The iMac has never been user-accessible as far as I know. And if I'm not mistaken, the recent iFix it tear down shows that hard drive in the 2012 iMac is just as difficult to replace as it's past iterations.
So not sure why your griping heavily on the thinner design of the 2012 iMac if servicing conditions aren't much different than from the past.
I never said they weren't bad then either. Frankly, they could make the machine non-accessible and still have it be reliable. The 2009-2011 iMacs were neither accessible nor reliable. In the case of the new 21.5" iMac, it seems as though all of the problems that would contribute to poor reliability have been resolved, albeit, at the cost of using laptop components in places where desktop components were previously used.
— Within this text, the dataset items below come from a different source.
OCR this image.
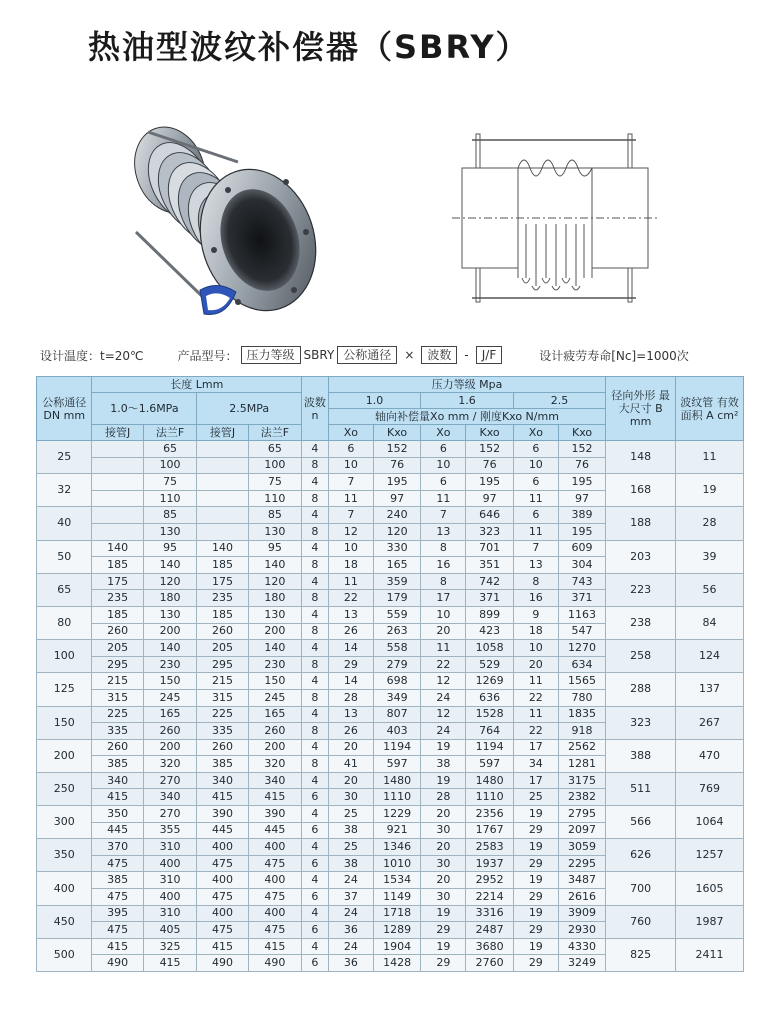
热油型波纹补偿器（SBRY）
设计温度：t=20℃	产品型号： 压力等级 SBRY 公称通径	×	波数	-	J/F	设计疲劳寿命[Nc]=1000次
公称通径 DN mm	长度 Lmm				波数 n	压力等级 Mpa						径向外形 最大尺寸 B mm	波纹管 有效面积 A cm²
	1.0～1.6MPa		2.5MPa			1.0		1.6		2.5			
						轴向补偿量Xo mm / 刚度Kxo N/mm							
	接管J	法兰F	接管J	法兰F		Xo	Kxo	Xo	Kxo	Xo	Kxo		
25		65		65	4	6	152	6	152	6	152	148	11
		100		100	8	10	76	10	76	10	76		
32		75		75	4	7	195	6	195	6	195	168	19
		110		110	8	11	97	11	97	11	97		
40		85		85	4	7	240	7	646	6	389	188	28
		130		130	8	12	120	13	323	11	195		
50	140	95	140	95	4	10	330	8	701	7	609	203	39
	185	140	185	140	8	18	165	16	351	13	304		
65	175	120	175	120	4	11	359	8	742	8	743	223	56
	235	180	235	180	8	22	179	17	371	16	371		
80	185	130	185	130	4	13	559	10	899	9	1163	238	84
	260	200	260	200	8	26	263	20	423	18	547		
100	205	140	205	140	4	14	558	11	1058	10	1270	258	124
	295	230	295	230	8	29	279	22	529	20	634		
125	215	150	215	150	4	14	698	12	1269	11	1565	288	137
	315	245	315	245	8	28	349	24	636	22	780		
150	225	165	225	165	4	13	807	12	1528	11	1835	323	267
	335	260	335	260	8	26	403	24	764	22	918		
200	260	200	260	200	4	20	1194	19	1194	17	2562	388	470
	385	320	385	320	8	41	597	38	597	34	1281		
250	340	270	340	340	4	20	1480	19	1480	17	3175	511	769
	415	340	415	415	6	30	1110	28	1110	25	2382		
300	350	270	390	390	4	25	1229	20	2356	19	2795	566	1064
	445	355	445	445	6	38	921	30	1767	29	2097		
350	370	310	400	400	4	25	1346	20	2583	19	3059	626	1257
	475	400	475	475	6	38	1010	30	1937	29	2295		
400	385	310	400	400	4	24	1534	20	2952	19	3487	700	1605
	475	400	475	475	6	37	1149	30	2214	29	2616		
450	395	310	400	400	4	24	1718	19	3316	19	3909	760	1987
	475	405	475	475	6	36	1289	29	2487	29	2930		
500	415	325	415	415	4	24	1904	19	3680	19	4330	825	2411
	490	415	490	490	6	36	1428	29	2760	29	3249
For a desktop at that price point, much like the Mac mini, this makes for a poor expenditure of money; paying a premium for slower hardware. But in the $600-1700 range and for those that want a Mac desktop, but won't use it for anything crazy intense (like serious video editing, rendering or gaming), the only options are Mac mini or 21.5" iMac. And frankly, for the various clients that I consult with, I'm glad that the 21.5" iMac is now a reliable option.
For those that will never need to access their hardware, the fact that these machines are not user-accessible is not a problem. But for me, I want to maximize the life of the machine. If my hard drive dies outside of AppleCare, I don't want to be stuck having no choice but to go with an Apple OEM drive. That's costly! Luckily, on the Mac I do own, if my hard drive dies outside of AppleCare, I can buy my own replacement drive and likely have it be a larger drive than what I originally started out with.